The dance Suanggi is a form of expression for the people of West Papua who still believe in the magical aspect of their art. The dance has a deep meaning, originating from the story of a husband who was killed by a supernatural creature. According to the beliefs of the local community, Suanggi is a malevolent spirit that has not yet found comfort and tranquility in the world of the living. This magical aspect is then incorporated into the dance Suanggi. Before performing the dance, the dancer must first undergo a ritual led by the head of the tribe.

On the website of the Ministry of Education and Culture of the Republic of Indonesia (KEMENDIKBUD), Suanggi is used to drive away malevolent spirits, and Suanggi also drives away restless spirits, in the sense of ‘restless spirits’.

The movements in the dance Suanggi resemble the activities of a shaman or a person with magical powers who will heal a certain illness. The costume of the Suanggi dance uses traditional West Papua clothing. The dance is often performed when there is a deceased member of the community, not for the sake of art or public performance. This shows how sacred the dance is.

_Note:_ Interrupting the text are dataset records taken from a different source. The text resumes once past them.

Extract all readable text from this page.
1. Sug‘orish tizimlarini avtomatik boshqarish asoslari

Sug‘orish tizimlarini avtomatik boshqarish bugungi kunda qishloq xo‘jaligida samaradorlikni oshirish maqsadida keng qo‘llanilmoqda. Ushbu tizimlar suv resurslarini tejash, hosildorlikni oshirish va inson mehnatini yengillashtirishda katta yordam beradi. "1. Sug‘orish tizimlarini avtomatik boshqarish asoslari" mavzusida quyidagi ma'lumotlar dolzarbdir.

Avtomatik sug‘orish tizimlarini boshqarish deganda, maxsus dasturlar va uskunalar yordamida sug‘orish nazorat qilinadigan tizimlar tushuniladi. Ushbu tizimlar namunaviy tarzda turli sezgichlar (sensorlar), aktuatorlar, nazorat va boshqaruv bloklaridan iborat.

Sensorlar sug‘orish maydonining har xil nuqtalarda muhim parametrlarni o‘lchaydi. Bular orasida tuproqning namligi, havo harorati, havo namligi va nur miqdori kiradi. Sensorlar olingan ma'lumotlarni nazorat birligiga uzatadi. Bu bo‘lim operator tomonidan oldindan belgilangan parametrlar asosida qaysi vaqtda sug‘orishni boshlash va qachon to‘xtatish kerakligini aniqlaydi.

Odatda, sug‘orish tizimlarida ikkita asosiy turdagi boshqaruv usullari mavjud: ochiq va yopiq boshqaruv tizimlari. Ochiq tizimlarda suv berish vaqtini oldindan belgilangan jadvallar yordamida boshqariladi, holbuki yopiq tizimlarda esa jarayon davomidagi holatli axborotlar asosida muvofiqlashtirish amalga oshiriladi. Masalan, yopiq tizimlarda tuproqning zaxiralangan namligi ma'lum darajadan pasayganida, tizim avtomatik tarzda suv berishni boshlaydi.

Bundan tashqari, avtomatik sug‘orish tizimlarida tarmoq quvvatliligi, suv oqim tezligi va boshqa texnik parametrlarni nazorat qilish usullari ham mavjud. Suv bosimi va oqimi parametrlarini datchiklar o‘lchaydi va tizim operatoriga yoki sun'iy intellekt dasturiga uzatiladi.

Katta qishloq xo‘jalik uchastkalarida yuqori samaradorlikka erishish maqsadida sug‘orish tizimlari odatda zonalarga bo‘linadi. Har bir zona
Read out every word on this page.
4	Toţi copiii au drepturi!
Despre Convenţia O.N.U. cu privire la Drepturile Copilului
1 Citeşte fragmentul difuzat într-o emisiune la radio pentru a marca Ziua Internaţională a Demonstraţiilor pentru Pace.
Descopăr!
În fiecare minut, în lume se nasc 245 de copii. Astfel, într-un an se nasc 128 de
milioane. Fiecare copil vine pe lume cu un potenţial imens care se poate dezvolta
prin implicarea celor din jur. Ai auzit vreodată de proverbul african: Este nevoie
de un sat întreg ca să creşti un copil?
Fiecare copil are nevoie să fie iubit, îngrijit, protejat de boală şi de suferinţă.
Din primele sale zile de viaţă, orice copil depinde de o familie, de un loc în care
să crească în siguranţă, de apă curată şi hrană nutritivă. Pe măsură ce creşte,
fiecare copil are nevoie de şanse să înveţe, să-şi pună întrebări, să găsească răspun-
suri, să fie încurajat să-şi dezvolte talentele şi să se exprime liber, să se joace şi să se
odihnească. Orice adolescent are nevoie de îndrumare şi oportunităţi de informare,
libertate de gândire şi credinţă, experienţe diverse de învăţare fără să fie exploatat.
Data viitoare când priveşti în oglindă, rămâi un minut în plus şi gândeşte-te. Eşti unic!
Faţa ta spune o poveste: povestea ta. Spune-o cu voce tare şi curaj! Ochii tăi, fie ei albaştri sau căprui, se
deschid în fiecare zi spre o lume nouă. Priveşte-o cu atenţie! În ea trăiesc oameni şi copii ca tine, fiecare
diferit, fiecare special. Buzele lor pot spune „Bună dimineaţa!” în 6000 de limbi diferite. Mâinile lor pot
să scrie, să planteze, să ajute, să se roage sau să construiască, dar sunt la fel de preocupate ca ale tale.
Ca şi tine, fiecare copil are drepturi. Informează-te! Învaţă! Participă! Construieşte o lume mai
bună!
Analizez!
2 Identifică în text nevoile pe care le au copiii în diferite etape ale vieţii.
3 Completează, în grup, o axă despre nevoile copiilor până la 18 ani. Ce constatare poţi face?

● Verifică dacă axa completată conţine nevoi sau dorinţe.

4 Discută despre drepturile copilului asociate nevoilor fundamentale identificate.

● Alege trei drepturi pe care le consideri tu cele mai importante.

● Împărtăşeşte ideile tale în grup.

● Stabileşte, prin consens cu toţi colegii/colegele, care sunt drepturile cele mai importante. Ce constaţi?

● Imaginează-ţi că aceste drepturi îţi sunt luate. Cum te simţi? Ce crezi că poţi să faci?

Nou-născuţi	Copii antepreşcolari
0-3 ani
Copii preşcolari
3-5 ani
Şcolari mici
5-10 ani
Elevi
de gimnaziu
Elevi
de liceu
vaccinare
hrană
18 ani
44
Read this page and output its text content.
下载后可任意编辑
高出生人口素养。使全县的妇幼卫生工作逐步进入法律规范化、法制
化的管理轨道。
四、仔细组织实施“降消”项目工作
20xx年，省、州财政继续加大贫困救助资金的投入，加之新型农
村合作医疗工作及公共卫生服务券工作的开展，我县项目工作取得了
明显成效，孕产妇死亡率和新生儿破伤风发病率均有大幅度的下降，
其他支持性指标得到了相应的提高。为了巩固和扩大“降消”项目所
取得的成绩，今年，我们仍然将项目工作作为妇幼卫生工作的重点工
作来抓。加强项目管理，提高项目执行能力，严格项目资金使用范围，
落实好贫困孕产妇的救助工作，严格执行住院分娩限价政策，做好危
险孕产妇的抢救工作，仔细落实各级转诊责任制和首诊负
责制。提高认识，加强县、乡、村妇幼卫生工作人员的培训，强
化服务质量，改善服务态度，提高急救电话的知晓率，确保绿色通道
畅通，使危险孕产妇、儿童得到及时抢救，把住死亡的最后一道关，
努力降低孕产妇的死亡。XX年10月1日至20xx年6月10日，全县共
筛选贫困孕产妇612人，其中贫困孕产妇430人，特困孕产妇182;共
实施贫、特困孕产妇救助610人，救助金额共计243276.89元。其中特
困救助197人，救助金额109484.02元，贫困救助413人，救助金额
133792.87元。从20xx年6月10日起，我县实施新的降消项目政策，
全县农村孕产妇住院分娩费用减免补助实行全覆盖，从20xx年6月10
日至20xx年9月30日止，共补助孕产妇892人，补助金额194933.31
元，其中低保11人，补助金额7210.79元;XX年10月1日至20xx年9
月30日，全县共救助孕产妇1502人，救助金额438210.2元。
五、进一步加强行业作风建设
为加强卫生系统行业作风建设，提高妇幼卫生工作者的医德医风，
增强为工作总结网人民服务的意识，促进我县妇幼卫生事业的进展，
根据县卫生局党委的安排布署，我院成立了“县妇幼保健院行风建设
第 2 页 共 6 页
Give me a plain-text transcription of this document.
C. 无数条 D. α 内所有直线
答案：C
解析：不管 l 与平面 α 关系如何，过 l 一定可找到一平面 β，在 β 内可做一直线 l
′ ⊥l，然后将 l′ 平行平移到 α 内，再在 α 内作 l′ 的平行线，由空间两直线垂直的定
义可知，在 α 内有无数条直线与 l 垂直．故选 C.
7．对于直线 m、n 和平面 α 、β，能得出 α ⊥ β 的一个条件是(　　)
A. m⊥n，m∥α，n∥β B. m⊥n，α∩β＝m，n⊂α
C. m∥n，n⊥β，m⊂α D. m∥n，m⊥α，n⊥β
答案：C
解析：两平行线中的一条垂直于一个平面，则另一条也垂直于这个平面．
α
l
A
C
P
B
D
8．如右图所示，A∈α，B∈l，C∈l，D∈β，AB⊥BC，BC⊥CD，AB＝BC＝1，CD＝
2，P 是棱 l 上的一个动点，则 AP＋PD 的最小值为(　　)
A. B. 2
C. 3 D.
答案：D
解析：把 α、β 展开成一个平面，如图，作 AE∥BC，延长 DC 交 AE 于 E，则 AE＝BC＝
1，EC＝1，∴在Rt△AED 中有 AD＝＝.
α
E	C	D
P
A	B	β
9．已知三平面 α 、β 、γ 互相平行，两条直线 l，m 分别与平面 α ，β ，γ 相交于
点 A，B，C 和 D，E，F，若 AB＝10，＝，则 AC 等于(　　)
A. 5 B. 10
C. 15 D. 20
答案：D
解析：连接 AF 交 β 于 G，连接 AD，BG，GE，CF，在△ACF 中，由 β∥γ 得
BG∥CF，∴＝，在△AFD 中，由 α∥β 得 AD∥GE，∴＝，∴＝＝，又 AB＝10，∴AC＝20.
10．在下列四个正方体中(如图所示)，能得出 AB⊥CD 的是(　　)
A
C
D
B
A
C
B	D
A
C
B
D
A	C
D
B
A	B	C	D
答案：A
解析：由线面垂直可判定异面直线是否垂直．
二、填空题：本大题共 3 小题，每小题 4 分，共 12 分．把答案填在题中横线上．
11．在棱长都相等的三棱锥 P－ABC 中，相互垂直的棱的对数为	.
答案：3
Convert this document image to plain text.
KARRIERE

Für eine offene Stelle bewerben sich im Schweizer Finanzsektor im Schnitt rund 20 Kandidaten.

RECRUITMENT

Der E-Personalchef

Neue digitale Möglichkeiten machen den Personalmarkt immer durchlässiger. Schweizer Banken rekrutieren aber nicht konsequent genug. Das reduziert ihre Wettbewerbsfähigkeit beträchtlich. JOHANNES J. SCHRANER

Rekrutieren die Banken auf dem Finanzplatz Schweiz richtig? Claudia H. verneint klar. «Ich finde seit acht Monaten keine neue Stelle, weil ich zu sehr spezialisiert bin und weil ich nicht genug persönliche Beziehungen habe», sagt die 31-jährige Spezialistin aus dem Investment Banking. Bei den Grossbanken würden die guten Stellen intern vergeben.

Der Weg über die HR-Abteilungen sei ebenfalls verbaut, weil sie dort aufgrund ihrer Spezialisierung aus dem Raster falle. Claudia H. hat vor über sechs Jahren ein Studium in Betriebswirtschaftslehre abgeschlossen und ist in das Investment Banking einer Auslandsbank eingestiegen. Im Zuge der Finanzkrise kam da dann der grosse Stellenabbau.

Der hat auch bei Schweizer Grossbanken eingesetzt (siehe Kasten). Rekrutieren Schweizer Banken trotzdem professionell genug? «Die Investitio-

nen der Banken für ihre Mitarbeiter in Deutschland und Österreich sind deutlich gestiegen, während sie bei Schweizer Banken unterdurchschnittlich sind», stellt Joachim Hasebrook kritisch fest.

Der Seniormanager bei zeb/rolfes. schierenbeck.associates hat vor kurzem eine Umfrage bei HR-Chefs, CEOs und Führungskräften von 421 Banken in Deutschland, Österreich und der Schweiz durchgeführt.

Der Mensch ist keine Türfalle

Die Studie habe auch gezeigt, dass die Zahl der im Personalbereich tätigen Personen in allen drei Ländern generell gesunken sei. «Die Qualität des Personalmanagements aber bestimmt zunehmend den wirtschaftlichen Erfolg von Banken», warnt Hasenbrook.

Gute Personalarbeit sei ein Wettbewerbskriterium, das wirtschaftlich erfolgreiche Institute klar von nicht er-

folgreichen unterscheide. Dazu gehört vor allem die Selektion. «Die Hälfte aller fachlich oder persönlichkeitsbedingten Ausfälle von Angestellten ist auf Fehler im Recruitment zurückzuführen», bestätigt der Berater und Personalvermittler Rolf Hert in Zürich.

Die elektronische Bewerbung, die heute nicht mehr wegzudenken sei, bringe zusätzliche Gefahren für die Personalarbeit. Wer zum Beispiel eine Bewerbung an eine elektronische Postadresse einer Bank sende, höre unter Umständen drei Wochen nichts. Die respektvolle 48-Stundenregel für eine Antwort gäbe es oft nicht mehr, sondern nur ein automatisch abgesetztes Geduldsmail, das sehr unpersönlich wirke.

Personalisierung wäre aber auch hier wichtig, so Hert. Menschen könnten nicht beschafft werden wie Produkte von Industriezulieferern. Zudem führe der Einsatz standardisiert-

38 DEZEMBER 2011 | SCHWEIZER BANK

The Suanggi dance is performed by 16 male dancers and 2 female dancers, using traditional West Papua clothing. As mentioned earlier, the dance is not performed randomly, and Suanggi is only performed when there is an unexpected death. Therefore, the dance is not easily found and is rarely performed at cultural festivals or in general.


In the beliefs of the local community, Suanggi is a term for a spirit whose spirit is not at peace, even haunting the living world. According to the beliefs of the people of West Papua, even the spirits of those who still have a promise are capable of entering the body of a living person, and these spirits are then called malevolent spirits or Kapes in the local language.